Elegir una carrera universitaria sigue siendo una de las decisiones más determinantes para los jóvenes en Colombia, pero también una de las más inciertas.

La falta de información, el desconocimiento de las propias habilidades y las expectativas poco realistas están impulsando un fenómeno que tiene efectos académicos, económicos y sociales: la deserción temprana.
Según el informe Education at a Glance 2025 de la OCDE, el 22 % de los estudiantes abandona sus estudios durante el primer año.
En Colombia, la situación refleja una brecha estructural: de cada 100 jóvenes que ingresan a la educación superior, apenas 43 logran graduarse, de acuerdo con cifras del Banco Mundial y el Ministerio de Educación. Además, cerca del 9 % deserta por haber elegido una carrera equivocada o por insatisfacción con el programa académico.
El impacto va más allá de lo educativo. Perder un año universitario puede representar una carga económica considerable para las familias.

Las matrículas pueden oscilar desde $7,7 millones en universidades públicas hasta más de $70 millones en privadas, sin incluir gastos de manutención que, en ciudades como Bogotá, pueden superar los $18 millones anuales.

A nivel agregado, la deserción universitaria implica pérdidas cercanas a $2,8 billones al año en talento y productividad no aprovechados.
A este costo se suma el tiempo. Muchos jóvenes retrasan su ingreso al mercado laboral al cambiar de carrera o abandonar sus estudios, lo que se traduce en ingresos que dejan de percibir y en trayectorias profesionales más fragmentadas.
También hay un componente emocional: frustración, incertidumbre y pérdida de confianza en el proceso formativo.
Entre las causas más frecuentes se encuentran la falta de orientación vocacional y la toma de decisiones basada en percepciones más que en información concreta.
En muchos casos, los estudiantes eligen carreras influenciados por expectativas sociales o desconocen las exigencias reales de cada profesión, lo que genera un desajuste temprano entre lo que esperan y lo que encuentran.
“El impacto de estas decisiones no se limita a lo académico o emocional; cada cambio de carrera o deserción implica tiempo, expectativas y recursos que difícilmente se recuperan, tanto para los jóvenes como para sus familias”, explicó Leonardo Laverde, CEO de Lifeducation International.
Frente a este panorama, han surgido iniciativas enfocadas en fortalecer el proceso de decisión.

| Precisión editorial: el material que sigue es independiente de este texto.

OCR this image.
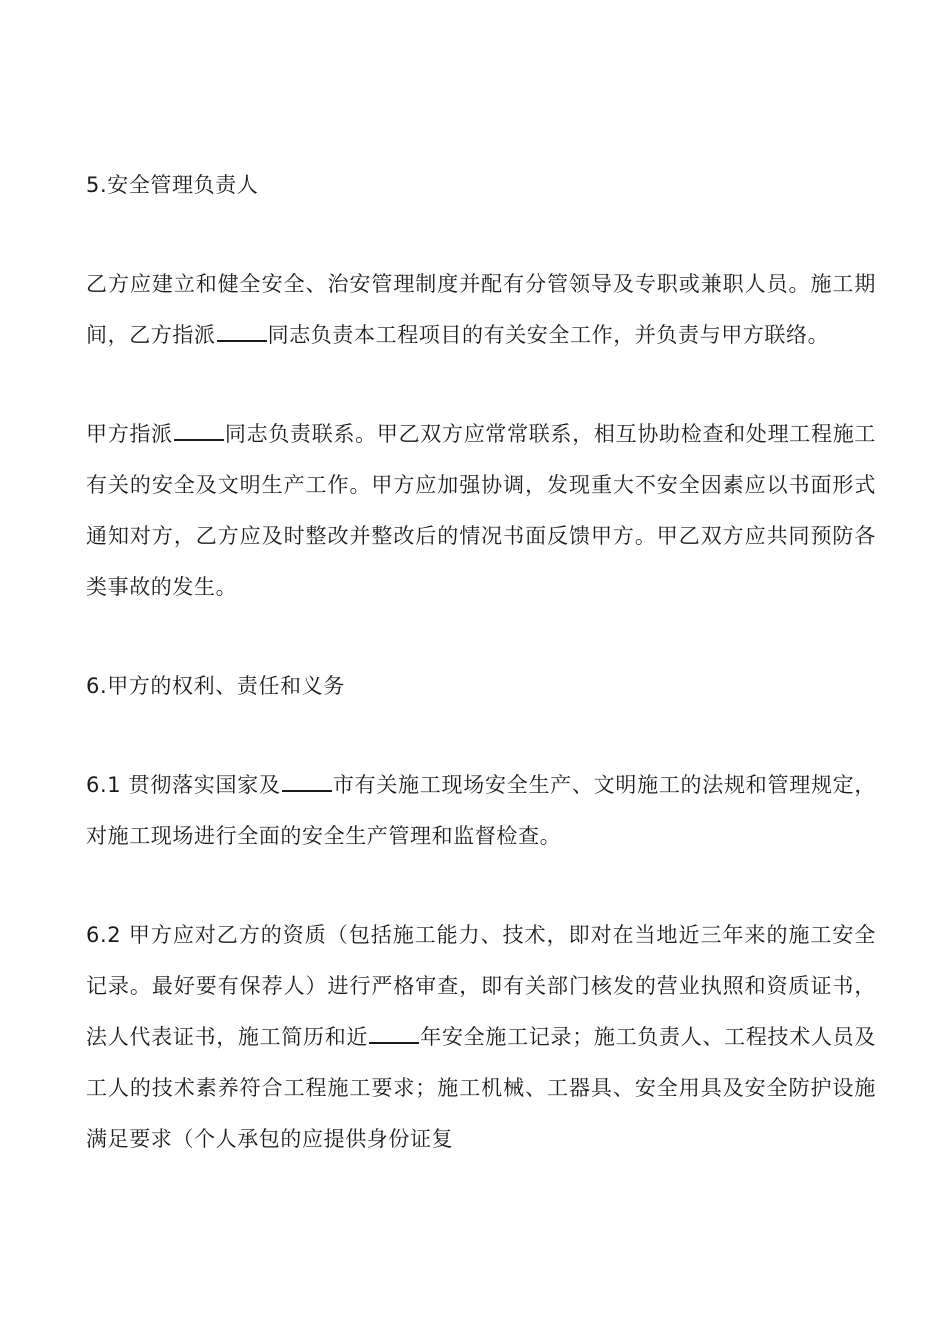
5.安全管理负责人

乙方应建立和健全安全、治安管理制度并配有分管领导及专职或兼职人员。施工期间，乙方指派 同志负责本工程项目的有关安全工作，并负责与甲方联络。

甲方指派 同志负责联系。甲乙双方应常常联系，相互协助检查和处理工程施工有关的安全及文明生产工作。甲方应加强协调，发现重大不安全因素应以书面形式通知对方，乙方应及时整改并整改后的情况书面反馈甲方。甲乙双方应共同预防各类事故的发生。

6.甲方的权利、责任和义务

6.1 贯彻落实国家及 市有关施工现场安全生产、文明施工的法规和管理规定，对施工现场进行全面的安全生产管理和监督检查。

6.2 甲方应对乙方的资质（包括施工能力、技术，即对在当地近三年来的施工安全记录。最好要有保荐人）进行严格审查，即有关部门核发的营业执照和资质证书，法人代表证书，施工简历和近 年安全施工记录；施工负责人、工程技术人员及工人的技术素养符合工程施工要求；施工机械、工器具、安全用具及安全防护设施满足要求（个人承包的应提供身份证复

Entre ellas, el campamento de verano Identidad, propósito de vida y proyección profesional, que se realizará entre el 29 de junio y el 4 de julio, busca ofrecer herramientas de autoconocimiento, exploración vocacional y acercamiento a la oferta académica.

Este tipo de espacios apunta a que los jóvenes comprendan mejor sus intereses, habilidades y expectativas antes de tomar una decisión que puede definir su trayectoria.
Sin embargo, el desafío sigue siendo estructural: mejorar la calidad de la orientación vocacional y alinear la educación con las dinámicas del mercado laboral.